I mean, look at what he wants to do. Bench and dips M W F, and isolate tris on T and TH? You really think he won’t be overtraining his tris? I do.

It’s fairly pointless to comment any further until he’s done his add-in work for a few months and reports back.

Good luck, just go and do it.

[quote]xXSeraphimXx wrote:
ds77 wrote:
Wonder if its time for you to switch back to a split routine. Maybe you have been following the TBT routine to long. You are basically now going back to “some” form of a split just by having arm only days…you have to wonder if your body is trying to tell you something.

You might be better off having a “major” body part worked on your arm day as arms are not that demanding…arms are easy to work with another major body part…but it can be difficult to do all major body parts during the same workout; you might be able to spread the TBT over several days rather than one while lowering the daily workout load and upping the volume per workout/body part. Just something to think about; trying to be constructive.

Do you even read the fucking posts? He said that he did make progress on the split in some areas but was growing bored of it and he has only been on TBT for a week.[/quote]

i missed op had only been doing TBT for a week.

To op, it seems to me that your not giving the routine a chance…you have only been doing it for a week. Your saying that the old split was doing great for your arms; but the rest of your body was lagging behind.

It just seems like your putting a big emphasis on your arms which are not your problem…the emphasis needs to be on your other body parts that are lagging…in 6 or 8 weeks if your arms are lagging behind your other body parts, then change or add an arm day. You really have not even given this program a chance yet.

[quote]Stronghold wrote:
You cant “overtrain” a bodypart [/quote]

Are you sure about that?

This is stupid. Some of the best progress on my back came from us doing sets of pull ups just about every time we trained no matter what else we were training that day.
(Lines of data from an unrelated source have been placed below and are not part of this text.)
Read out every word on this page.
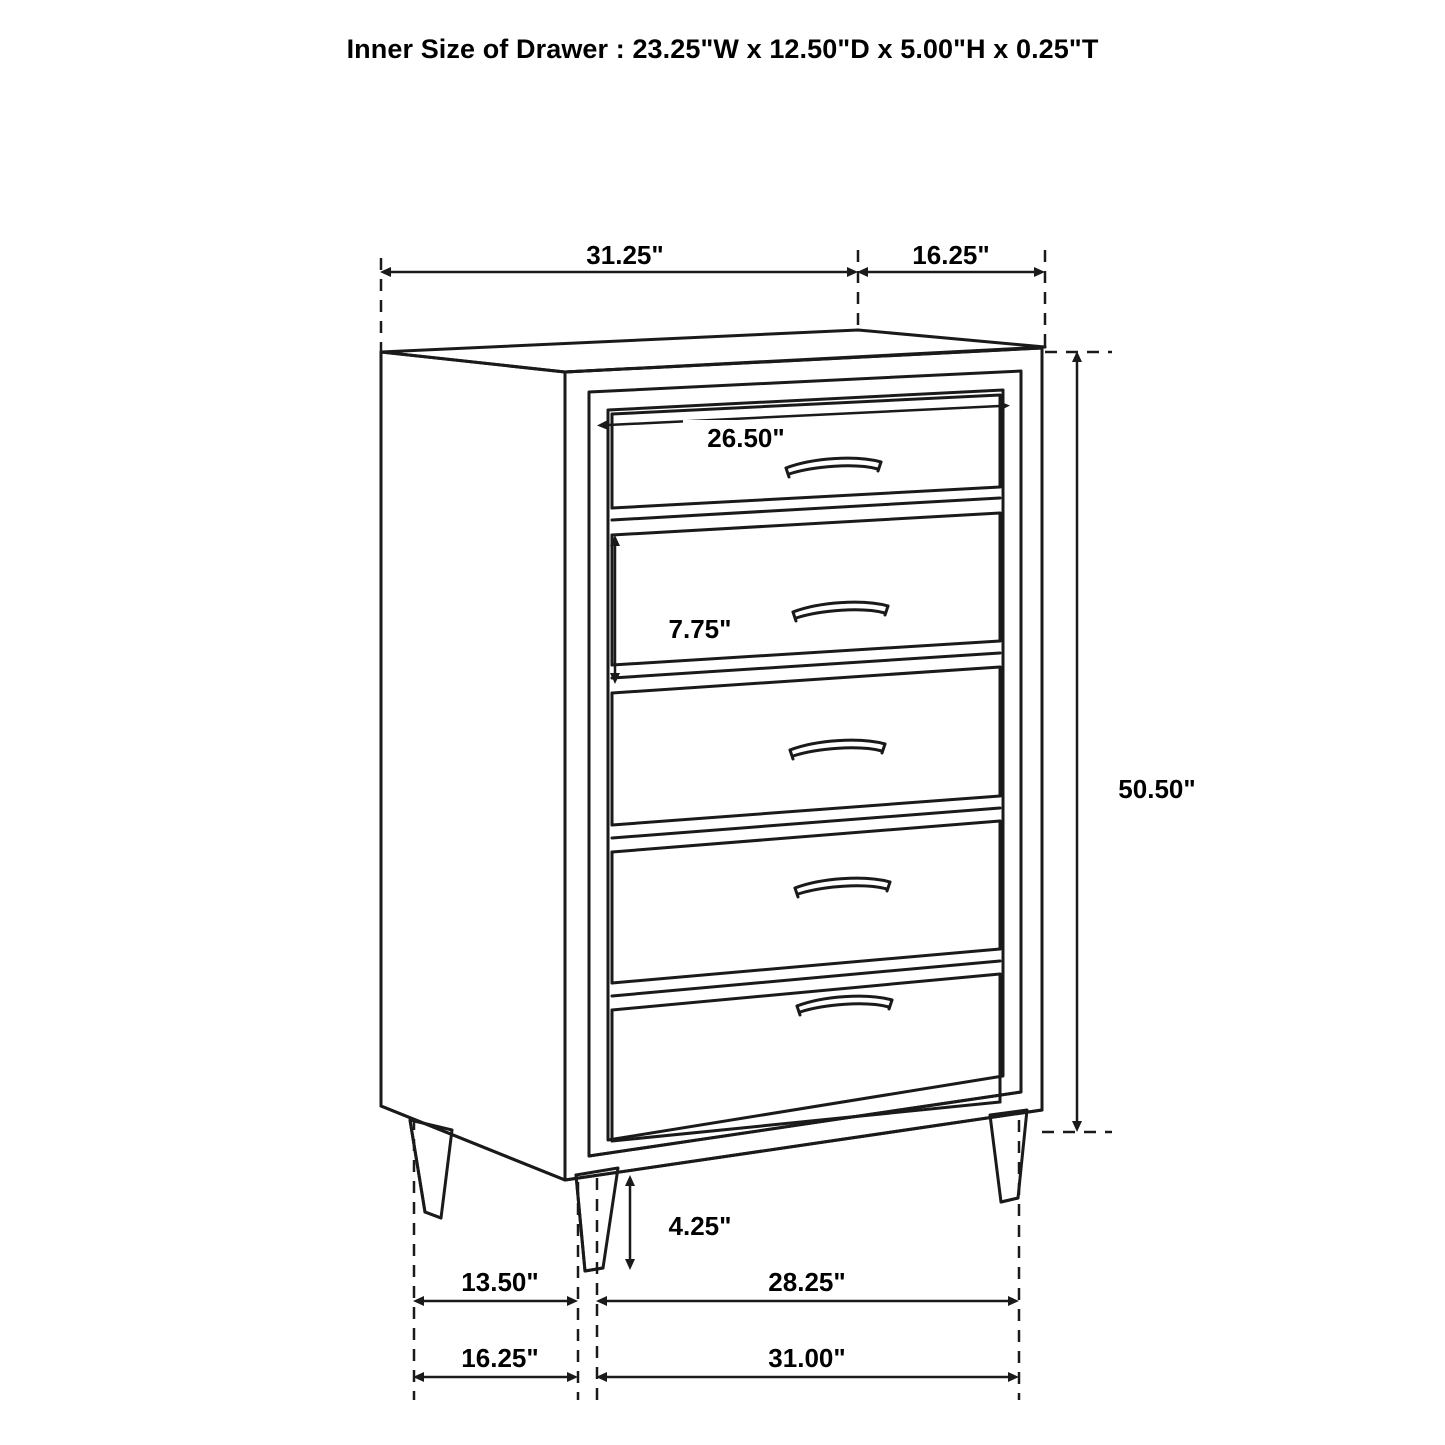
Inner Size of Drawer : 23.25"W x 12.50"D x 5.00"H x 0.25"T
31.25"	16.25"
26.50"
7.75"
50.50"
4.25"
13.50"	28.25"
16.25"	31.00"
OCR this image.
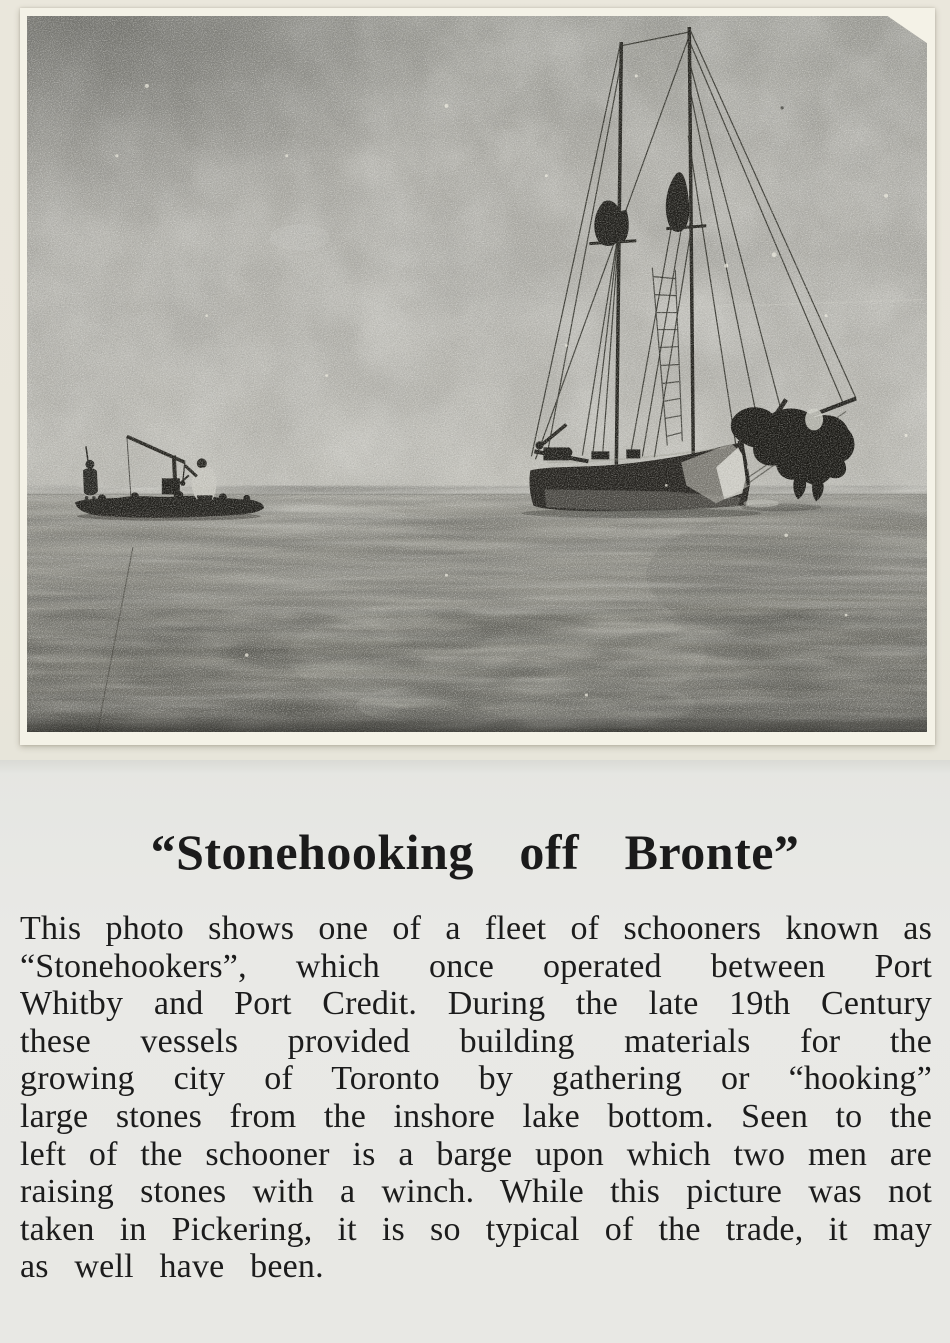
“Stonehooking off Bronte”
This photo shows one of a fleet of schooners known as
“Stonehookers”, which once operated between Port
Whitby and Port Credit. During the late 19th Century
these vessels provided building materials for the
growing city of Toronto by gathering or “hooking”
large stones from the inshore lake bottom. Seen to the
left of the schooner is a barge upon which two men are
raising stones with a winch. While this picture was not
taken in Pickering, it is so typical of the trade, it may
as well have been.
According to some here, I should have “overtrained” and all progress should have come to a stop.

How many people here who cry about overtraining this much have actually gained significant amounts of muscle mass (as in, you are now pretty big when compared to OTHER WEIGHT LIFTERS) and also experienced being severely overtrained?

Why does it seem like it is usually the smaller guys who worry about this?

Unless you are simply doing something stupid like lifting for 5 hours a day, I think some of you underestimate your own body’s recovery ability as well as the importance of diet and sleep to allow you to deal with more training.

If you are eating so few calories due some fear of fat gain that training arms twice a week will destroy all progress, you may want to quit approaching this like a little girl and eat to grow.

[quote]Professor X wrote:
This is stupid. Some of the best progress on my back came from us doing sets of pull ups just about every time we trained no matter what else we were training that day. According to some here, I should have “overtrained” and all progress should have come to a stop.

How many people here who cry about overtraining this much have actually gained significant amounts of muscle mass (as in, you are now pretty big when compared to OTHER WEIGHT LIFTERS) and also experienced being severely overtrained?

Why does it seem like it is usually the smaller guys who worry about this?

Unless you are simply doing something stupid like lifting for 5 hours a day, I think some of you underestimate your own body’s recovery ability as well as the importance of diet and sleep to allow you to deal with more training.

If you are eating so few calories due some fear of fat gain that training arms twice a week will destroy all progress, you may want to quit approaching this like a little girl and eat to grow.[/quote]

I believe if some people were to eat more (even if they are already eating to bulk), they would be able to train harder and find out just how far they can go without overtraining.